噪声通常被视为随机的和持续的干扰,会遮蔽或减弱信号的清晰度。在网络系统中噪声的作用是两方面的。一方面,噪声的存在往往容易导致网络的不稳定性。另一方面,噪声的存在也会产生好的作用,人们可以通过它来改善系统的动力学特性,将不稳定的状态通过加入随机噪声而变成稳定的状态,或者使本来稳定的状态变得更加稳定。由于噪声普遍存在于自然系统与人造系统中,因此考虑噪声对系统动力学性质的影响就显得非常必要。
由于多智能体网络的协调一致性问题的研究在无人飞行器控制,队列控制,卫星群姿态的一致性控制以及通信网络的拥塞控制等众多领域有着广泛的应用,近年来已经成为复杂网络研究中的热点,受到国内外研究者的广泛关注。本论文在前人工作基础上对多智能体网络的一致性问题做了一些深入的探索和研究,主要研究了随机噪声、通信延迟及网络拓扑结构的切换等因素对智能体网络一致性行为的影响。
随着混沌同步研究的不断深入,人们发现它在保密通信、纳米振荡器等领域有着重要的应用。由于噪声普遍存在于现实系统与人造系统中,混沌同步不可避免会受到噪声的影响。近年来,带噪声的混沌系统的同步问题受到了众多研究者的关注。本论文主要研究了具有噪声干扰的延迟系统以及两个不同混沌系统的同步问题。
另外,本文还研究了掌声同步问题,以及小世界网络上传染病模型的稳定性、分岔与混沌。这些研究无论在理论上还是在实际应用中都具有重要意义。本文的主要内容可概述如下:
第一章介绍复杂网络与混沌同步的研究背景与进展,给出本文所要用到的预备知识,并给出全文的结构。
第二章研究了噪声环境中多智能体网络的一致性问题。研究了噪声干扰的平均一致性问题、具有通信延迟的平均一致性问题、具有虚拟领导者以及通信延迟的一致性问题,以及噪声耦合的多智能体网络的平均一致性问题。利用随机微分方程的稳定性理论,给出了多智能体系统达到一致性的充分条件。理论与数值模拟结果表明:噪声的干扰可以减慢多智能体系统趋于一致性的速度,甚至可以破坏一致性的出现。
第三章研究了具有带头鼓掌者的掌声同步问题,在掌声传播的时滞对观众有或无明显影响的两种情形下给出了掌声同步的充分条件。理论结果不仅说明了人们在日常生活中观察到的现象:在上座率高的剧场内更容易听到有节奏的掌声,而且也得到了一个有趣的结论:即使在很大的剧场内一位带头鼓掌者就足以带领所有观众以相同的节奏鼓掌。

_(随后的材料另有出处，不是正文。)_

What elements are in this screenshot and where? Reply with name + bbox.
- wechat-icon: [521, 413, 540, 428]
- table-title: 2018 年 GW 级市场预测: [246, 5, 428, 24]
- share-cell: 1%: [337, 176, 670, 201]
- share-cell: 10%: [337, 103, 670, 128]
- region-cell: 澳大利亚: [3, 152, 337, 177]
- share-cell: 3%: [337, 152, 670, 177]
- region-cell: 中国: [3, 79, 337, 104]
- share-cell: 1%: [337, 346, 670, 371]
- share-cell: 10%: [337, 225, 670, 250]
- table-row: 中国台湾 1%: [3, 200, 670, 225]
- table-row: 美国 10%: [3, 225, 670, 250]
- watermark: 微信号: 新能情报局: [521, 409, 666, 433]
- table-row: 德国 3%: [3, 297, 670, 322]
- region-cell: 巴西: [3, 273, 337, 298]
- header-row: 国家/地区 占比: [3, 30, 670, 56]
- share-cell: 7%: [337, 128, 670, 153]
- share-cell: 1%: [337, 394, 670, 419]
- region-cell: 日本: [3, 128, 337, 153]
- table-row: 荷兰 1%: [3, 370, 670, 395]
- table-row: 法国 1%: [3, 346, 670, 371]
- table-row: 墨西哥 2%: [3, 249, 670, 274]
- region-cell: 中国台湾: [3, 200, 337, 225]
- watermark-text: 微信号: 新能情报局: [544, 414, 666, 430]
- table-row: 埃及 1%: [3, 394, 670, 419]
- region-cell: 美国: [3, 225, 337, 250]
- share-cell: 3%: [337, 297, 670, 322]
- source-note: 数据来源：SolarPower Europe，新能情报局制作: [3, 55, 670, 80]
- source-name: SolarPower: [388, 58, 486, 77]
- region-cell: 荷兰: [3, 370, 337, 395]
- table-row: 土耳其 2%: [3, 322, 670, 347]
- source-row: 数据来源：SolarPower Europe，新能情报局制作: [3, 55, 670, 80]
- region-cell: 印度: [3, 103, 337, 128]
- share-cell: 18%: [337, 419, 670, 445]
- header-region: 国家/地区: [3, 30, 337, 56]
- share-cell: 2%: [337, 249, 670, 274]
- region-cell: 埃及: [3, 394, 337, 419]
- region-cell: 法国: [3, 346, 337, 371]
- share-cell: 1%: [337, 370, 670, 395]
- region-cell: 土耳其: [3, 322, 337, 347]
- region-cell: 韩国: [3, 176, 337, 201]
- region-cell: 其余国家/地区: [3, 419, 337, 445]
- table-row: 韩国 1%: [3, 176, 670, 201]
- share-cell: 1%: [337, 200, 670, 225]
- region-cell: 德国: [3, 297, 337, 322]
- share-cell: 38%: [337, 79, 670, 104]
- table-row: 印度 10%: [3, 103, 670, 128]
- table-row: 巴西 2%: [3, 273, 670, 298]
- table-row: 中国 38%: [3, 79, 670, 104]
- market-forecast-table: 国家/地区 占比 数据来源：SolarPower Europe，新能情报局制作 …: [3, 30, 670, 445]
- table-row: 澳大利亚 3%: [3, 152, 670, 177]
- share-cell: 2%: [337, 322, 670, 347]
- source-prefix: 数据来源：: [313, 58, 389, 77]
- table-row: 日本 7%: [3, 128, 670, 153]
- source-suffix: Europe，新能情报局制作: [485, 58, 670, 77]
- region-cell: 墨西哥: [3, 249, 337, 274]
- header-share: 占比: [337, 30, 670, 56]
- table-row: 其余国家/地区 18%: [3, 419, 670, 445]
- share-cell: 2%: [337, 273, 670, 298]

第四章建立了小世界网络上具有延迟的非线性传染病模型,研究了模型平衡点的局部稳定性与hopf分岔的存在性,并研究了相应离散模型的动力学性质。研究表明:防治措施的强度不仅可以决定平衡点的稳定性,而且可以用来将周期震荡甚至混沌的传播行为控制到稳定状态。
第五章研究了噪声干扰下的混沌系统的同步问题。首先,研究了含参数误差的延迟系统的完全同步与反同步,给出了具有常时滞与变时滞的混沌系统完全同步与反同步的充分条件。然后,研究了Lorenz系统与噪声干扰的陈系统与吕系统的同步,利用随机微分方程的稳定性理论给出了耦合系统同步的充分条件。
第六章对论文工作进行了总结,并对今后的研究工作进行了展望。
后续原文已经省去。